Mann wegen Mordes an Ex-Freundin zu 14 Jahren Haft verurteilt

14 Jahre Freiheitsentzug wegen Mordes - dieses Urteil hat das Bezirksgericht Baden am Dienstagabend gegen einen 37-jährigen Mann gefällt, der im September 2014 in Fislisbach AG seine Ex-Freundin mit fünfzig Messerstichen getötet hatte.
02.08.2016 19:50

Gemäss Urteil hat der Mann während des Strafvollzugs eine Psychotherapie zu absolvieren. Zudem muss er einem Bruder der Getöteten, der zu ihr ein enges Verhältnis pflegte, eine Genugtuung von 3000 Franken entrichten und die Gerichtskosten tragen.

Der Beschuldigte blieb während der Urteilseröffnung äusserlich ohne Regung, immer mit Blick auf den Bruder der Getöteten und deren früheren kosovarischen Arbeitgeber, welche die Verhandlung als Zuschauer verfolgten. Dem Kosovaren unterstellt er ein Verhältnis mit der Frau. Zum Schluss rief er ihm nach: "Schau mir in die Augen - in 14 Jahren sehen wir uns wieder!"

Mit seinem Urteil folgte das Gericht den Anträgen der Staatsanwaltschaft. Die Verteidigung hatte erfolglos auf eine Beurteilung der Tat als Totschlag und eine Freiheitsstrafe von maximal fünf Jahren plädiert.

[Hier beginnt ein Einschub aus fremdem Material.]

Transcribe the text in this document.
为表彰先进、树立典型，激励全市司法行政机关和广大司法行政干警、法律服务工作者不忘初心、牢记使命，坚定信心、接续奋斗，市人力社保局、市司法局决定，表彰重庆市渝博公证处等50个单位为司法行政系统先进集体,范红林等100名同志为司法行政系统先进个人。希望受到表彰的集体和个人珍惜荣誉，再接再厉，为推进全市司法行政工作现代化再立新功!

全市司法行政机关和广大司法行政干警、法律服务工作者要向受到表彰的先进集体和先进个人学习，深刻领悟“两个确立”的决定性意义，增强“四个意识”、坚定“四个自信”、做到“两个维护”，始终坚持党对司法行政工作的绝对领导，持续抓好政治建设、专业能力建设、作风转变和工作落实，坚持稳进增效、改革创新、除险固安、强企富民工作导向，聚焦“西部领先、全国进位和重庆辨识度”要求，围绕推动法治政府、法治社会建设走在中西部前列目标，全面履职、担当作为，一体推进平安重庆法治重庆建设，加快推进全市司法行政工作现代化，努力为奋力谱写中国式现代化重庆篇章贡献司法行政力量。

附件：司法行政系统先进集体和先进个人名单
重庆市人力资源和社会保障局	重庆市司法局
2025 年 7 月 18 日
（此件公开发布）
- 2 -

Sie könne das Urteil nicht nachvollziehen, sagte die Verteidigerin nach der Eröffnung zur Nachrichtenagentur sda. Vor dem Entscheid über einen allfälligen Weiterzug müsse aber die schriftliche Urteilsbegründung abgewartet werden.

Laut der Gerichtsvorsitzenden ist die Tat "blankem Egoismus" entsprungen. Der Beschuldigte habe die 26-Jährige "mit dem Tod bestraft", weil sie nicht mehr mit ihm zusammen habe sein wollen. Er habe damit eine "extreme Geringschätzung des Lebens" gezeigt.

Die Ausführung der Tat sei "besonders verwerflich" gewesen. Laut den Aussagen mehrerer Zeugen, welche die Tat am helllichten Tag mitten in Fislisbach beobachtet und den Täter vergeblich hatten abhalten wollen, hatte dieser sehr ruhig, zielgerichtet und mit grossem Vernichtungswillen immer wieder zugestochen.

Dass er unter der Trennung gelitten habe, sei nicht zu bezweifeln, sagte die Gerichtsvorsitzende. Laut Gutachterin entwickelte sich daraus eine zunehmende Anpassungsstörung. Die Psychiaterin attestierte dem Beschuldigten eine leicht verminderte Schuldfähigkeit.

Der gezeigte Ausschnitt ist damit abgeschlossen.